If you are one of those people who doesn’t want to hear about the 2018 elections, you had best plug your ears for the next 400-plus days until the Nov. 6 election next year.

A week after being photographed in a cowboy hat at the Pendleton Round-Up, Gov. Kate Brown officially threw her hat into the ring for a new four-year term living in Mahonia Hall, the half-timbered Tudor-style mansion in Salem where the governor resides. Rep. Knute Buehler, R-Bend, hopes to send Brown searching for the number of the local U-Haul outlet. In two months, Buehler has raised $1.2 million to put him on a par with Brown.

It’s a good start toward breaking the record of $16 million spent in the 2010 governor’s race in which John Kitzhaber beat former NBA player Chris Dudley. Now, a few notes from around Planet Salem and beyond:

Guns (R) Us:

The Multnomah County Republican Party, which includes the city of Portland, will hold a raffle for a Smith & Wesson M&P-15 semi-automatic rifle that comes with a clip capable of holding 30 5.56 mm bullets, known as “the NATO round” for its use by military forces in Europe. The M&P stands for “Military & Police,” according to the Smith & Wesson website.

Republicans make up 15 percent of registered voters in the county, and the party has used weapons auctions as fundraisers before. According to Willamette Week, an earlier raffle was themed to Martin Luther King Jr. and Abraham Lincoln — because they supported Republican causes, the group said, not because they were shot to death.

The group will sell 500 of the raffle tickets, which cost $10 each. The M&P-15 has a suggested retail price of $1,269 — though some versions are sold for as low as $599.

The winner will be required to go through all the legal steps to obtain a firearm before the rifle is handed over. The Smith & Wesson online catalog says the M&P-15 is good for “Home Protection, Hunting, Recreational Shooting.”

Vote early and with neighbors

California Gov. Jerry Brown signed legislation Wednesday to move California’s primary from June to early March. Oregon Secretary of State Dennis Richardson is asking political leaders here to move the state primary from May to sometime in late winter in time for the 2020 presidential race.
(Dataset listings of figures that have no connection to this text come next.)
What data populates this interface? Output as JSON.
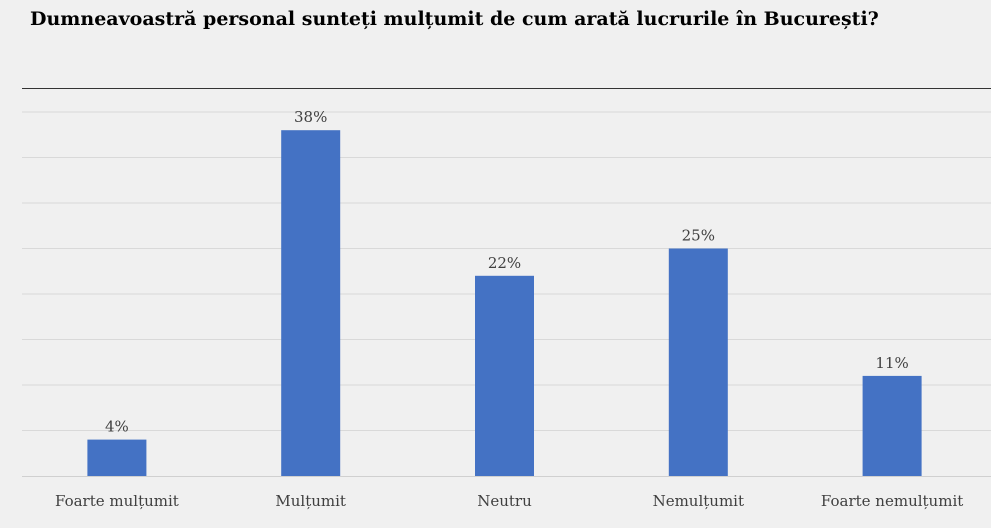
{
  "chart_data": {
    "type": "bar",
    "title": "Dumneavoastră personal sunteți mulțumit de cum arată lucrurile în București?",
    "categories": [
      "Foarte mulțumit",
      "Mulțumit",
      "Neutru",
      "Nemulțumit",
      "Foarte nemulțumit"
    ],
    "values": [
      4,
      38,
      22,
      25,
      11
    ],
    "value_labels": [
      "4%",
      "38%",
      "22%",
      "25%",
      "11%"
    ],
    "ylim": [
      0,
      40
    ],
    "grid": true,
    "bar_color": "#4472c4",
    "grid_color": "#d9d9d9",
    "axis_color": "#d0d0d0",
    "background": "#f0f0f0"
  }
}
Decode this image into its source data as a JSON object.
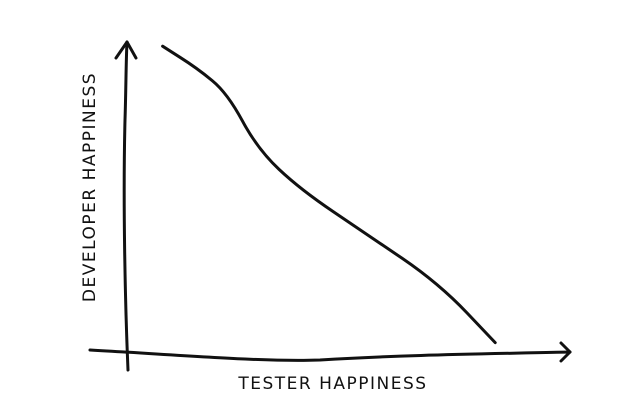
{
  "chart_data": {
    "type": "line",
    "title": "",
    "xlabel": "TESTER HAPPINESS",
    "ylabel": "DEVELOPER HAPPINESS",
    "xlim": [
      0,
      100
    ],
    "ylim": [
      0,
      100
    ],
    "grid": false,
    "series": [
      {
        "x": [
          8,
          16,
          23,
          30,
          40,
          55,
          72,
          85
        ],
        "y": [
          98,
          91,
          83,
          65,
          52,
          38,
          22,
          3
        ]
      }
    ]
  }
}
Options include moving just the presidential primary to early in the year, but keeping the primaries for state offices and initiatives in May. Or hold a “Pac-12 Primary” early in the year involving the states in that athletic conference: Oregon, California, Washington, Arizona, Utah and Colorado.

Proponents of the move say the West Coast has had to watch the rest of the country, including small states, have an outsize impact on the election so that so many candidates drop out by the time of the West Coast primaries, that all the region gets to do is rubber-stamp the outcome.

Blue to Red

The Democrats are coming in force next month to one of the most reliably Republican areas of Deschutes County. The Sunriver Resort will host the 2017 Oregon Summit from Oct. 20-22. Brown and U.S. Sen. Jeff Merkley will be among the top state Democrats on hand.

The keynote address will be given by one of the party’s new stars, two-term U.S. Rep. Ted Lieu from Torrance, California. A former state lawmaker, the extroverted Lieu was named assistant whip for the Democratic minority in the House. Lieu keeps up a constant barrage on President Trump’s favorite social media — Twitter, much of it retorts to the White House.

Workshops at the Sunriver event include core Democratic issues: the “economic justice,” clean energy jobs, criminal justice reform, gender issues, affordable housing, voting rights, health care, public education and a session titled “IUDs, Ovaries, and Vasectomies: Oregon Leading the Way on Reproductive Health Care.”

More ominous for the GOP are sessions on building the party in the district of U.S. Rep. Greg Walden, R-Hood River, and “A Winning Record: How Oregon has maintained Democratic Majorities during the Red Waves.”


Oregonians evidently don’t know their assets from a hole in the ground. The financial website WalletHub ranks Oregon residents a dismal 32nd among states for financial savvy in a study released Wednesday. Best was Massachusetts and worst was Mississippi.

The website rankings were based on debt and spending, financial literacy, amount of savings and credit ratings. The state didn’t fare much better in the new Wall Street Journal list of the top 200 colleges. Neither of the state’s big public schools, Oregon State and University of Oregon, made the cut. Reed College is No. 130, Willamette University was No. 136 and Linfield College’s McMinnville Campus was No. 166. Overall, Harvard was No. 1, followed by Columbia University, the Massachusetts Institute of Technology, Stanford University, and Duke University.


“Decades of one-party rule have left Portland under the control of what amounts to the gang that can’t shoot straight, wasting taxpayer funds hand over fist and covering up their malfeasance.”

— Multnomah County Republican chair James Buchal, quoted in Willamette Week on why the group was raffling a semi-automatic rifle as a fundraiser.